- Khan in 2019

Provincial Minister of Punjab for Public Prosecution
- In office 6 September 2018 – 10 April 2022

Member of the Provincial Assembly of the Punjab
- In office 15 August 2018 – 14 January 2023
- Constituency: PP-100 Faisalabad-IV

Personal details
- Born: 22 February 1945 (age 81) Faisalabad, Punjab, Pakistan
- Party: Istehkam-e-Pakistan Party (2023–present)
- Other political affiliations: Pakistan Tehreek-e-Insaf (2018–2022) Pakistan Muslim League – Quaid (2002–2013) Pakistan Muslim League – Nawaz (1997–2002) Pakistan People's Party (1988–1997) Islami Jamhuri Ittihad (1985–1988);

= Chawdhary Zaheeruddin Khan =

Pakistani politician (born 1945)

Chawdhary Zaheeruddin Khan (Note: چودھری ظہیرالدین خان) (born on 22 February 1945) is a Pakistani politician who served as Provincial Minister of Punjab for Public Prosecution from 2018 to 2022. He also served as Member of the Provincial Assembly of Punjab from 2018 to 2023.

Previously, he was a member of the Punjab Assembly from 1988 to 1990, from 1993 to 1996, from 2002 to 2007 and again from 2008 to 2013. Khan is currently serving as the president of IPP's West Punjab chapter.

==Early life and education==
He was born on 22 February 1945 in Gurdaspur, India.

He graduated from the University of the Punjab in 1969 and received a degree of Bachelor of Arts.

==Political career==

He was elected to the Provincial Assembly of the Punjab as a candidate of Pakistan Peoples Party (PPP) from Constituency PP-46 (Faisalabad-IV) in the 1988 Pakistani general election. He received 21,761 votes and defeated Muhammad Akram Chaudhry, a candidate of Islami Jamhuri Ittihad (IJI).

He ran for the seat of the Provincial Assembly of the Punjab as a candidate of Pakistan Democratic Alliance (PDA) from Constituency PP-46 (Faisalabad-IV) in 1990 Pakistani general election but was unsuccessful.
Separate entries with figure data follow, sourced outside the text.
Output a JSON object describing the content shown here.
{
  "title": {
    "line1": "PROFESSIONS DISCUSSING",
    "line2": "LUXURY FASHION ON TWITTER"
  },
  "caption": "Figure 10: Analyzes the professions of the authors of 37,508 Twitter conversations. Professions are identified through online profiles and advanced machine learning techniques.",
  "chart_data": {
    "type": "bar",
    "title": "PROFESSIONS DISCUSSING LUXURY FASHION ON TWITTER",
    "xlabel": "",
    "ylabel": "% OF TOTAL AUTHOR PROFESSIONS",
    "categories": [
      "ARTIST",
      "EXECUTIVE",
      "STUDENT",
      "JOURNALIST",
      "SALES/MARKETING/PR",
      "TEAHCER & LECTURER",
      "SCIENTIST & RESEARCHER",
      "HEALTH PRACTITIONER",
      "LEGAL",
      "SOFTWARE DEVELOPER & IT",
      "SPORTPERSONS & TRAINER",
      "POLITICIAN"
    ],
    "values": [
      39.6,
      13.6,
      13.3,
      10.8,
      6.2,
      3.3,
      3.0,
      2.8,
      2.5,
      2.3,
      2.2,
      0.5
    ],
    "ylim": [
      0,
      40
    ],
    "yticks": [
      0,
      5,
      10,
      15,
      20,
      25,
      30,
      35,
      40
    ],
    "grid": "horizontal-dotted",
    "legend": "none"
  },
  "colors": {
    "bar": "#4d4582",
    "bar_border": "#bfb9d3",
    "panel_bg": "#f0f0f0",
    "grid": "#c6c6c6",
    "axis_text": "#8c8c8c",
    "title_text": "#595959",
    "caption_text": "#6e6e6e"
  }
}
He received 15,607 votes and lost the seat to Muhammad Akram Chawdhary, a candidate of IJI.

He was re-elected to the Provincial Assembly of the Punjab as a candidate of PPP from Constituency PP-46 (Faisalabad-IV) in the 1993 Pakistani general election. He received 29,896 votes and defeated Muhammad Akram Chaudhry, a candidate of Pakistan Muslim League – Nawaz (PMLPakistan Muslim League – NawazN).

He was re-elected to the Provincial Assembly of the Punjab as a candidate of Pakistan Muslim League – Quaid (PML–Q) from Constituency PP-55 (Faisalabad-V) in the 2002 Pakistani general election. He received 24,370 votes and defeated Talib Hussain Ijaz, a candidate of PPP. On 3 January 2003, he was inducted into the provincial Punjab cabinet of Chief Minister Chaudhry Pervaiz Elahi and was appointed Provincial Minister of Punjab for Communications and Works.

He was re-elected to the Provincial Assembly of the Punjab as a candidate of PML-Q from Constituency PP-55 (Faisalabad-V) in the 2008 Pakistani general election. He received 26,520 votes and defeated Rana Muhammad Idress Khan, a candidate of PML-N.

In March 2008, he became leader of the opposition in the Punjab Assembly. In March 2011, he resigned as leader of the opposition in the Punjab Assembly.

He ran for the seat of the National Assembly of Pakistan as a candidate of PML-Q from Constituency NA-77 (Faisalabad-III) in the 2013 Pakistani general election but was unsuccessful. He received 58,680 votes and lost the seat to Muhammad Asim Nazir. In the same election, he ran for the seat of the Provincial Assembly of the Punjab as a candidate of PML-Q from Constituency PP-55 (Faisalabad-V) but was unsuccessful. He received 27,117 votes and lost the seat to Rana Shoaib Adrees Khan.

He was re-elected to the Provincial Assembly of the Punjab as a candidate of Pakistan Tehreek-e-Insaf from Constituency PP-100 (Faisalabad-IV) in the 2018 Pakistani general election.

On 27 August 2018, he was inducted into the provincial Punjab cabinet of Chief Minister Sardar Usman Buzdar without any ministerial portfolio. On 6 September 2018, he was appointed Provincial Minister of Punjab for public prosecution.

Khan later joined the Istehkam-e-Pakistan Party (IPP). In February 2025, he was appointed president of IPP West Punjab by the party's president Aleem Khan.